Daytona 500

The 50th running of the Daytona 500 is this weekend . So I have decided to run some links about the storied race, so you my faithful reader can glean some insight into the race and it’s history. If you are not familiar with NASCAR, you can bone up here.

History

beauchamp-petty-daytona-500
AP Photo — Beauchamp and Petty at 1959 Daytona 500.

The Sporting News has an article relating some reflections about the Daytona 500.

CBS was the first to put the Daytona 500 on live.

“By the time we got to the day of the race, it was pouring rain. We already knew that there was a huge snowstorm in the Northeast and the Midwest that was creating a playing field for some ratings success. But now it’s raining hard the morning of the race. All the CBS brass was down there for the race, and my boss turns to me and says, ‘We don’t have to pay for this if it’s rained out, do we?’ And I said, ‘Not only do we have to pay, we have to air it live on Monday.’ Not the best feeling.
~~ Neal Pilson, former CBS Sports executive

Nothing like stepping out on a limb and have it get sawed off.

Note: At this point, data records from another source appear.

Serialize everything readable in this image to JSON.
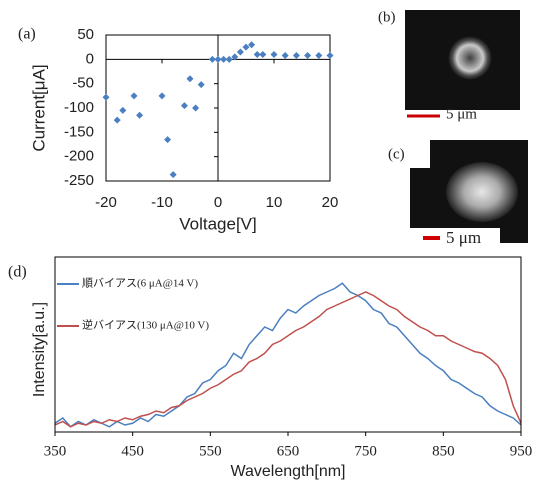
{
  "chart_data": [
    {
      "type": "scatter",
      "panel_label": "(a)",
      "x_label": "Voltage[V]",
      "y_label": "Current[μA]",
      "color": "#4a7fc1",
      "x": [
        -20,
        -18,
        -17,
        -15,
        -14,
        -10,
        -9,
        -8,
        -6,
        -5,
        -4,
        -3,
        -1,
        0,
        1,
        2,
        3,
        4,
        5,
        6,
        7,
        8,
        10,
        12,
        14,
        16,
        18,
        20
      ],
      "values": [
        -78,
        -125,
        -105,
        -75,
        -115,
        -75,
        -165,
        -237,
        -95,
        -40,
        -100,
        -52,
        0,
        0,
        0,
        0,
        5,
        15,
        25,
        30,
        10,
        10,
        10,
        8,
        8,
        8,
        8,
        8
      ],
      "xlim": [
        -20,
        20
      ],
      "ylim": [
        -250,
        50
      ],
      "xticks": [
        -20,
        -10,
        0,
        10,
        20
      ],
      "yticks": [
        50,
        0,
        -50,
        -100,
        -150,
        -200,
        -250
      ]
    },
    {
      "type": "line",
      "panel_label": "(d)",
      "x_label": "Wavelength[nm]",
      "y_label": "Intensity[a.u.]",
      "x": [
        350,
        360,
        370,
        380,
        390,
        400,
        410,
        420,
        430,
        440,
        450,
        460,
        470,
        480,
        490,
        500,
        510,
        520,
        530,
        540,
        550,
        560,
        570,
        580,
        590,
        600,
        610,
        620,
        630,
        640,
        650,
        660,
        670,
        680,
        690,
        700,
        710,
        720,
        730,
        740,
        750,
        760,
        770,
        780,
        790,
        800,
        810,
        820,
        830,
        840,
        850,
        860,
        870,
        880,
        890,
        900,
        910,
        920,
        930,
        940,
        950
      ],
      "series": [
        {
          "name": "順バイアス(6 μA@14 V)",
          "color": "#4a7fc1",
          "values": [
            0.05,
            0.08,
            0.03,
            0.06,
            0.04,
            0.07,
            0.05,
            0.03,
            0.06,
            0.04,
            0.05,
            0.08,
            0.06,
            0.1,
            0.09,
            0.12,
            0.15,
            0.2,
            0.22,
            0.28,
            0.3,
            0.35,
            0.38,
            0.45,
            0.42,
            0.5,
            0.55,
            0.6,
            0.58,
            0.65,
            0.7,
            0.68,
            0.72,
            0.75,
            0.78,
            0.8,
            0.82,
            0.85,
            0.8,
            0.78,
            0.75,
            0.7,
            0.68,
            0.62,
            0.6,
            0.55,
            0.5,
            0.45,
            0.42,
            0.38,
            0.35,
            0.3,
            0.28,
            0.25,
            0.22,
            0.2,
            0.15,
            0.12,
            0.1,
            0.08,
            0.04
          ]
        },
        {
          "name": "逆バイアス(130 μA@10 V)",
          "color": "#c0504d",
          "values": [
            0.04,
            0.06,
            0.03,
            0.05,
            0.04,
            0.06,
            0.05,
            0.07,
            0.06,
            0.08,
            0.07,
            0.09,
            0.1,
            0.12,
            0.11,
            0.14,
            0.15,
            0.18,
            0.2,
            0.22,
            0.25,
            0.27,
            0.3,
            0.33,
            0.35,
            0.4,
            0.42,
            0.45,
            0.5,
            0.52,
            0.55,
            0.58,
            0.6,
            0.63,
            0.66,
            0.7,
            0.72,
            0.74,
            0.76,
            0.78,
            0.8,
            0.78,
            0.75,
            0.72,
            0.7,
            0.66,
            0.63,
            0.6,
            0.58,
            0.55,
            0.55,
            0.52,
            0.5,
            0.48,
            0.46,
            0.45,
            0.42,
            0.38,
            0.3,
            0.15,
            0.05
          ]
        }
      ],
      "xlim": [
        350,
        950
      ],
      "ylim": [
        0,
        1
      ],
      "xticks": [
        350,
        450,
        550,
        650,
        750,
        850,
        950
      ]
    }
  ],
  "images": [
    {
      "label": "(b)",
      "scale": "5 μm"
    },
    {
      "label": "(c)",
      "scale": "5 μm"
    }
  ]
}
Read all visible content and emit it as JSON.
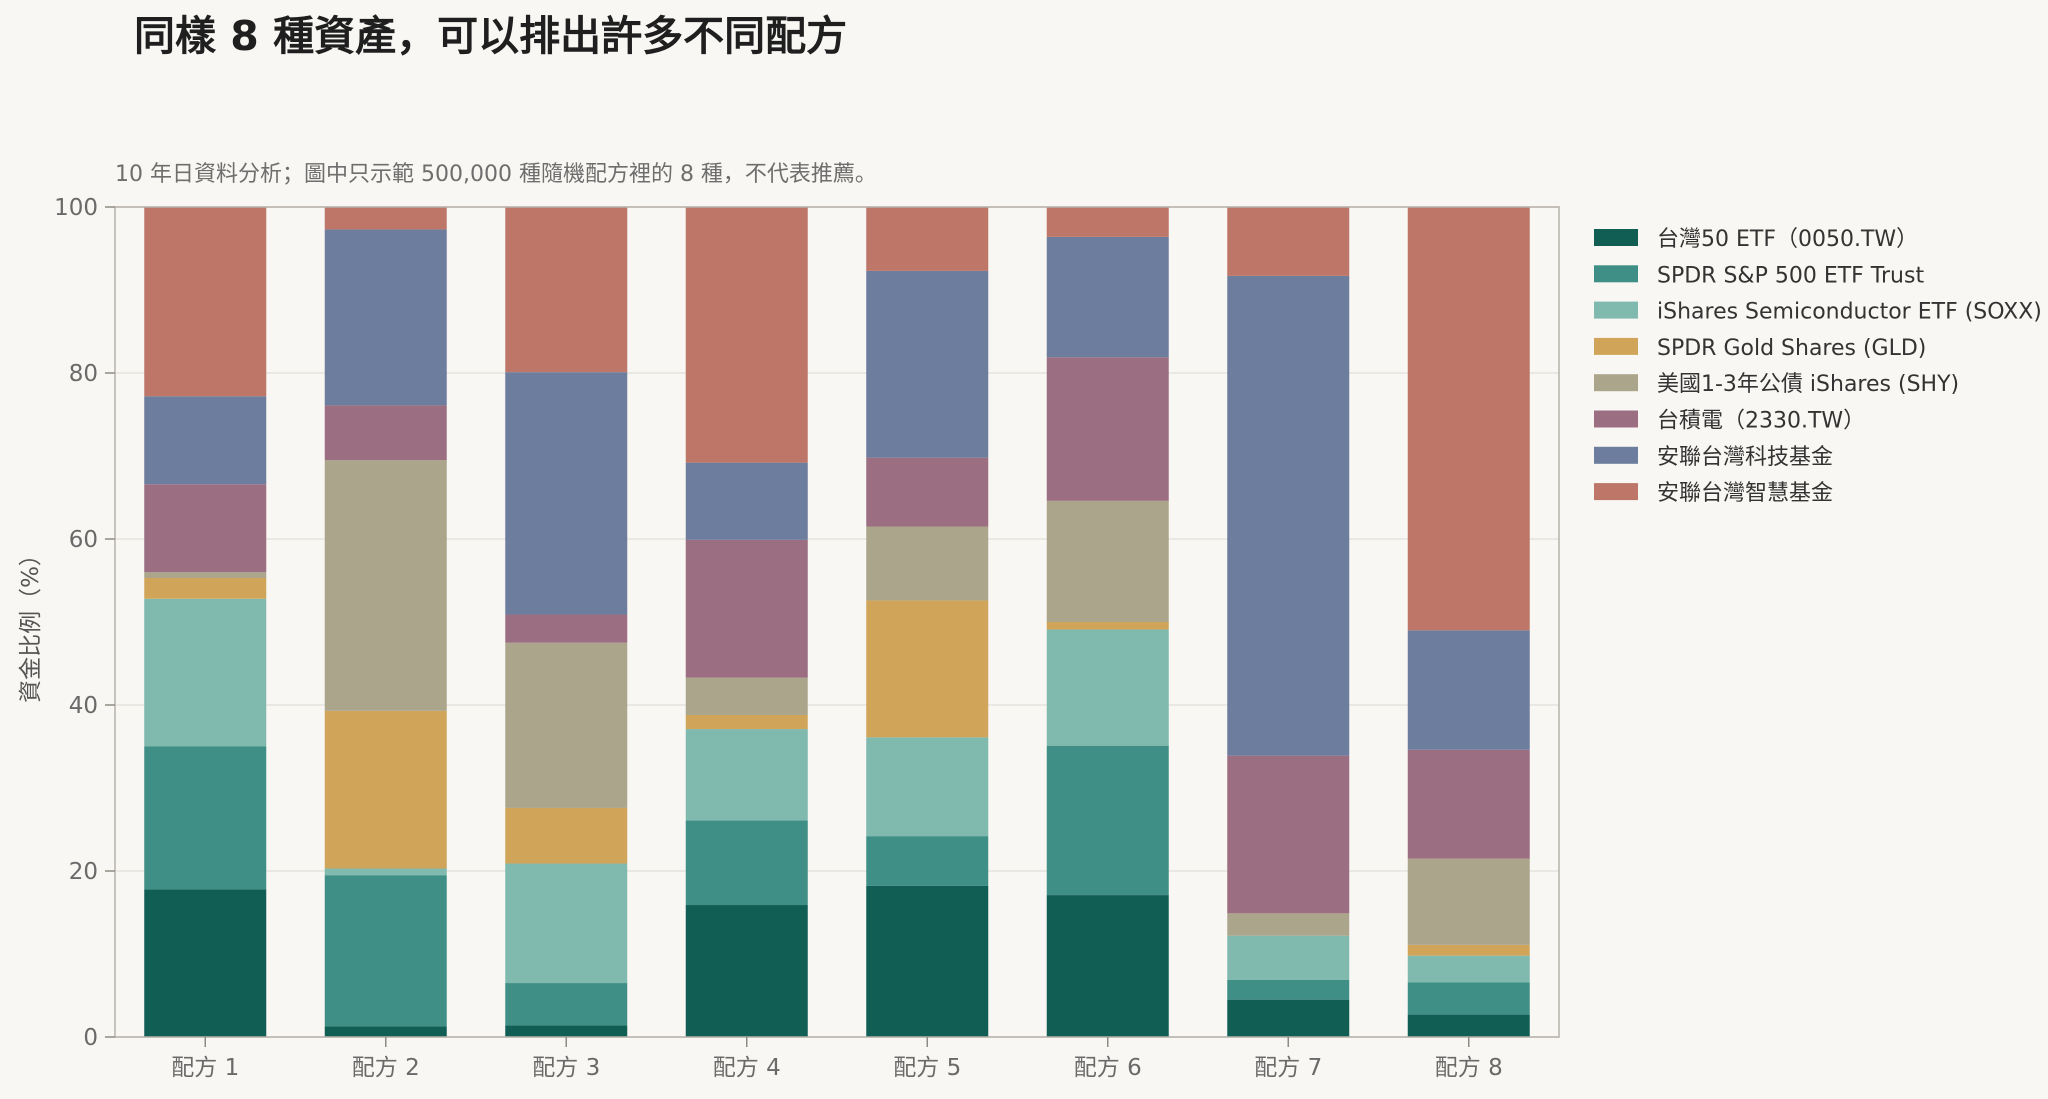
{
  "chart_data": {
    "type": "bar",
    "stacked": true,
    "title": "同樣 8 種資產，可以排出許多不同配方",
    "subtitle": "10 年日資料分析；圖中只示範 500,000 種隨機配方裡的 8 種，不代表推薦。",
    "xlabel": "",
    "ylabel": "資金比例（%）",
    "ylim": [
      0,
      100
    ],
    "yticks": [
      0,
      20,
      40,
      60,
      80,
      100
    ],
    "grid": true,
    "legend_position": "right",
    "categories": [
      "配方 1",
      "配方 2",
      "配方 3",
      "配方 4",
      "配方 5",
      "配方 6",
      "配方 7",
      "配方 8"
    ],
    "series": [
      {
        "name": "台灣50 ETF（0050.TW）",
        "color": "#115e55",
        "values": [
          17.8,
          1.3,
          1.4,
          15.9,
          18.2,
          17.1,
          4.5,
          2.7
        ]
      },
      {
        "name": "SPDR S&P 500 ETF Trust",
        "color": "#3f8f86",
        "values": [
          17.2,
          18.2,
          5.1,
          10.2,
          6.0,
          18.0,
          2.4,
          3.9
        ]
      },
      {
        "name": "iShares Semiconductor ETF (SOXX)",
        "color": "#80b9ae",
        "values": [
          17.8,
          0.8,
          14.4,
          11.0,
          11.9,
          14.0,
          5.3,
          3.2
        ]
      },
      {
        "name": "SPDR Gold Shares (GLD)",
        "color": "#d0a55a",
        "values": [
          2.5,
          19.0,
          6.7,
          1.7,
          16.5,
          0.9,
          0.0,
          1.3
        ]
      },
      {
        "name": "美國1-3年公債 iShares (SHY)",
        "color": "#aba58c",
        "values": [
          0.7,
          30.2,
          19.9,
          4.5,
          8.9,
          14.6,
          2.7,
          10.4
        ]
      },
      {
        "name": "台積電（2330.TW）",
        "color": "#9b6e82",
        "values": [
          10.6,
          6.6,
          3.4,
          16.6,
          8.3,
          17.3,
          19.0,
          13.1
        ]
      },
      {
        "name": "安聯台灣科技基金",
        "color": "#6d7d9e",
        "values": [
          10.6,
          21.2,
          29.2,
          9.3,
          22.5,
          14.5,
          57.8,
          14.4
        ]
      },
      {
        "name": "安聯台灣智慧基金",
        "color": "#bd7667",
        "values": [
          22.8,
          2.7,
          19.9,
          30.8,
          7.7,
          3.6,
          8.3,
          51.0
        ]
      }
    ]
  }
}
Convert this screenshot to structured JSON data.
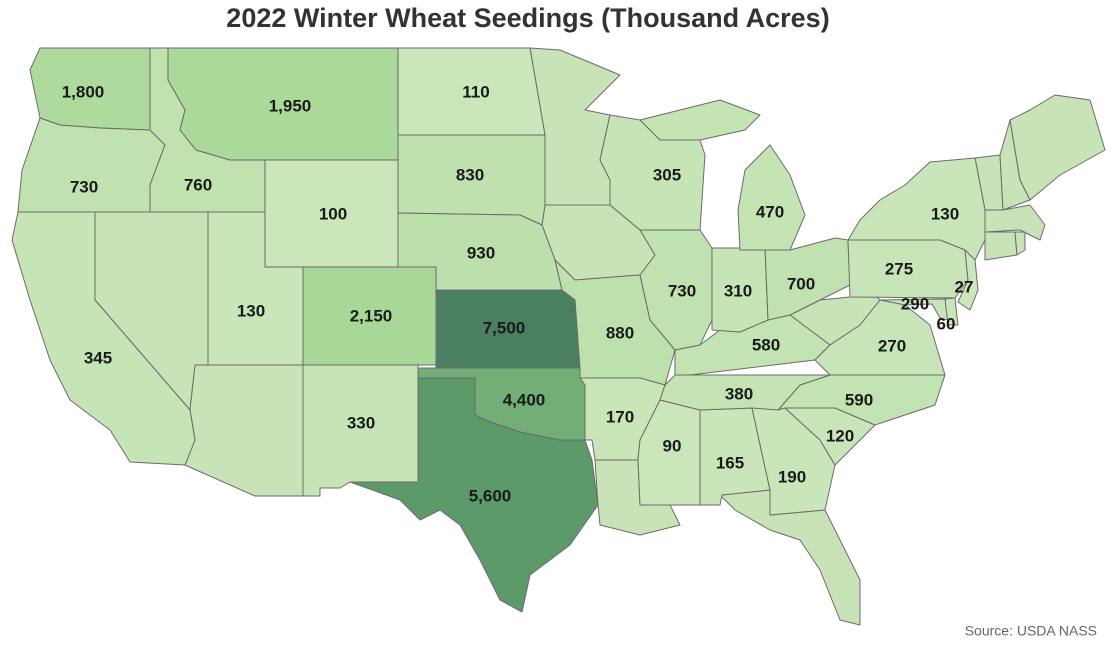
{
  "chart_data": {
    "type": "choropleth",
    "title": "2022 Winter Wheat Seedings (Thousand Acres)",
    "source": "Source: USDA NASS",
    "values": [
      1800,
      730,
      760,
      1950,
      100,
      110,
      830,
      930,
      2150,
      7500,
      4400,
      5600,
      330,
      130,
      345,
      880,
      170,
      90,
      165,
      190,
      120,
      590,
      380,
      580,
      730,
      310,
      700,
      470,
      305,
      130,
      275,
      27,
      290,
      60,
      270
    ],
    "value_labels": [
      "1,800",
      "730",
      "760",
      "1,950",
      "100",
      "110",
      "830",
      "930",
      "2,150",
      "7,500",
      "4,400",
      "5,600",
      "330",
      "130",
      "345",
      "880",
      "170",
      "90",
      "165",
      "190",
      "120",
      "590",
      "380",
      "580",
      "730",
      "310",
      "700",
      "470",
      "305",
      "130",
      "275",
      "27",
      "290",
      "60",
      "270"
    ],
    "colors": [
      "#cbe7bc",
      "#a2d590",
      "#62a26d",
      "#4b7f62"
    ],
    "no_data_color": "#c9e3b9"
  }
}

The early days were scary.

“I was at the first one in 1959 as a young sportswriter, when Lee Petty won — it took three days and they had to reverse the winner (when Johnny Beauchamp had been declared the unofficial winner at the photo finish). What I remember covering it in the early years was the fear among the drivers. It was by far the biggest track that they had ever driven on and the banks were so high and wide open. Only you, God, the gas pedal and Goodyear tires determined whether you got back.
~~Max Muhleman, Sports marketing consultant

Some things never change.

“I never get tired of coming up out of that tunnel into the infield,” three-time Daytona 500 champ Dale Jarrett says. “You come up through there, and see Turn 4 to your left and the front stretch to your right. It never gets old. You can’t help but think to yourself, ‘I’ve got a shot to win this thing.’”

Quotes

Lee Petty on the track:

“It was the biggest damn thing I had ever seen,” inaugural race winner Lee Petty recalled in 1999, still awe struck a full 40 years after the experience. “To most folks, it was scary as hell, too.”

Cotton Owens:

“I remember seeing those pictures,” driver-owner Cotton Owens says. “The banks were so steep that the machinery had to be chained to posts at the top of the turns to keep it from rolling over.”

Why Daytona is special:

They had gotten the early scouting report from Fireball Roberts after his 146 mph test lap one week earlier, only a few miles an hour slower than the top speeds at the Indy 500. “There’s only one limit to how fast you can go there,” Roberts told his buddies. “How much engine you bring and how much nerve you have.”

Richard Petty:

“Here’s a bunch of guys who were running on quarter-mile dirt tracks three nights a week,” says Richard Petty, who came to Daytona all of 20 years old and hoping to make just his 11th career start. “We come up through that tunnel, and it’s two and half miles of the blackest blacktop you’ve ever seen. The turns are banked higher than anything in the world, and they’re taller than any building that most of us had ever seen. It was like, ‘Wait, you want us to drive on that?‘”

Fifty years of tires popping, and engines blowing.